DNC Chairman Tim Kaine penned a letter to Tim Pawlenty on Tuesday, asking the Minnesota Governor to persuade Norm Coleman to concede and, short of that, sign the certification of Al Franken's election once the state's Supreme Court makes its final ruling.
The letter is the latest in a growing effort to ramp up the pressure on the governor - and Republican Party as a whole - to seat Franken, as the Minnesota Senate race drags on more than six months since the actual election.
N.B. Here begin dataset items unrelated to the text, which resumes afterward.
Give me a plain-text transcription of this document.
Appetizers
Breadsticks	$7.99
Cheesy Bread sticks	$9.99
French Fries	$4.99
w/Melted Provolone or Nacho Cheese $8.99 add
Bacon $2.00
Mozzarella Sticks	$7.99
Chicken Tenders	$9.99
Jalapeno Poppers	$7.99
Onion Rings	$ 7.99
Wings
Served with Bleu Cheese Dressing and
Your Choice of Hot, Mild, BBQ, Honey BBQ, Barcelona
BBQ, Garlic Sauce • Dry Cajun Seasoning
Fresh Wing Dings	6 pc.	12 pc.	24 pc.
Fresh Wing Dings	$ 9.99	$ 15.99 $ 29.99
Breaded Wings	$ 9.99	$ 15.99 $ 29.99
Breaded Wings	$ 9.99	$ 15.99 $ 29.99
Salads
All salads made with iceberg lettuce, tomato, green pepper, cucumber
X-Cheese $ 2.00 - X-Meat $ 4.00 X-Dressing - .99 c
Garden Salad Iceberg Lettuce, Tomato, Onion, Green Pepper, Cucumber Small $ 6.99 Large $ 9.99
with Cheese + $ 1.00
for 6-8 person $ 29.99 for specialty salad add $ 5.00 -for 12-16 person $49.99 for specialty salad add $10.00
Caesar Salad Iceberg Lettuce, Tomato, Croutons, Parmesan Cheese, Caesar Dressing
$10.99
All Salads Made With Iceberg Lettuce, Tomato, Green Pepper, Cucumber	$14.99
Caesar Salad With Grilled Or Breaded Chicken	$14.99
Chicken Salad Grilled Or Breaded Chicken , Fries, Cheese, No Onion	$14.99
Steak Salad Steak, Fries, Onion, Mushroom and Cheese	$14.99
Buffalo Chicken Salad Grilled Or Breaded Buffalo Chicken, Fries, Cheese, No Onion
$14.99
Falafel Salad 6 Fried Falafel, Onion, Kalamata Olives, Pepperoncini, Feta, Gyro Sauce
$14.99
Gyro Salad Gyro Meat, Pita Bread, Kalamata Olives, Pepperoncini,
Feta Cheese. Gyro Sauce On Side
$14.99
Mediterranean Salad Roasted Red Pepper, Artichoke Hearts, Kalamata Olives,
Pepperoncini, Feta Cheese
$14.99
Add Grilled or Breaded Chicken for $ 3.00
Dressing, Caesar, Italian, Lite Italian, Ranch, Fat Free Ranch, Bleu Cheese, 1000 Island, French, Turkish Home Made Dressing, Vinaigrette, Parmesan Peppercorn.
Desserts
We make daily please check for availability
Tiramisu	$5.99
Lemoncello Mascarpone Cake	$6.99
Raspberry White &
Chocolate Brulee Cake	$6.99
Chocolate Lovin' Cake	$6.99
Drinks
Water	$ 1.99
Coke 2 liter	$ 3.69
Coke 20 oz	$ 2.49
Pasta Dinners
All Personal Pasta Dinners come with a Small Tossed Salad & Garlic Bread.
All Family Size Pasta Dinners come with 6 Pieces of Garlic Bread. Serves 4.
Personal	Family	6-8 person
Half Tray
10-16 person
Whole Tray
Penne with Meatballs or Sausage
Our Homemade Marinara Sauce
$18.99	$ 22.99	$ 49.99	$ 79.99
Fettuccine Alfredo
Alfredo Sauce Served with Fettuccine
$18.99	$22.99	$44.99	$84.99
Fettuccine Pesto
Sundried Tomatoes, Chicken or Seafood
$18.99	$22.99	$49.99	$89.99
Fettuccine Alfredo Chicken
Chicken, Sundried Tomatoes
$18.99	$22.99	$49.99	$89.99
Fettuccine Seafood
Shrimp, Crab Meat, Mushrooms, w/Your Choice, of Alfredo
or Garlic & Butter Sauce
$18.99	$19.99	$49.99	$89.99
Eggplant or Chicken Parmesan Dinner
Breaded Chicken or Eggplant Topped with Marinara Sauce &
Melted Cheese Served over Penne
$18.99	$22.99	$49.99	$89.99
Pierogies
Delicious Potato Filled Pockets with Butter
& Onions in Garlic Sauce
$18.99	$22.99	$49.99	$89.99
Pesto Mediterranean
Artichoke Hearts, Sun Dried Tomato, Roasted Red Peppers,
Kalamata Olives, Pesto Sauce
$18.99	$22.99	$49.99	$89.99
In his note, Kaine claims it is "all but indisputable" that Franken won the election and urges Pawlenty to "use [his] influence to bring this process to an end by asking Norm Coleman to allow his neighbors and yours, their full representation in Congress."
"However," Kaine adds, "if Mr. Coleman refuses to concede and this case is heard and decided by the Minnesota State Supreme Court, I urge you to commit to signing an election certificate for the rightful winner as soon as the Court issues a ruling in this case. To allow this to process to continue into the federal courts for no other reason than to deny for as long as possible the seating of another Democratic Senator would make what has been a bad situation for Minnesotans even worse. I urge you to do everything within your power and influence to bring this process to an end."
The political demands for Pawlenty to intervene in Minnesota's lengthy recount process have, indeed, been mounting. As Kaine notes in his letter, two-thirds of Minnesotans now "believe it's time for [Coleman] to concede." The governor himself, meanwhile, is facing new polls showing that 55 percent of his constituents disapprove of his job performance. And while officials inside the state generally believe these numbers to be a bit overstated, the highest Democrats in Minnesota are in agreement that if the Supreme Court declines Coleman's appeal in the next few weeks, Pawlenty is in a tight bind.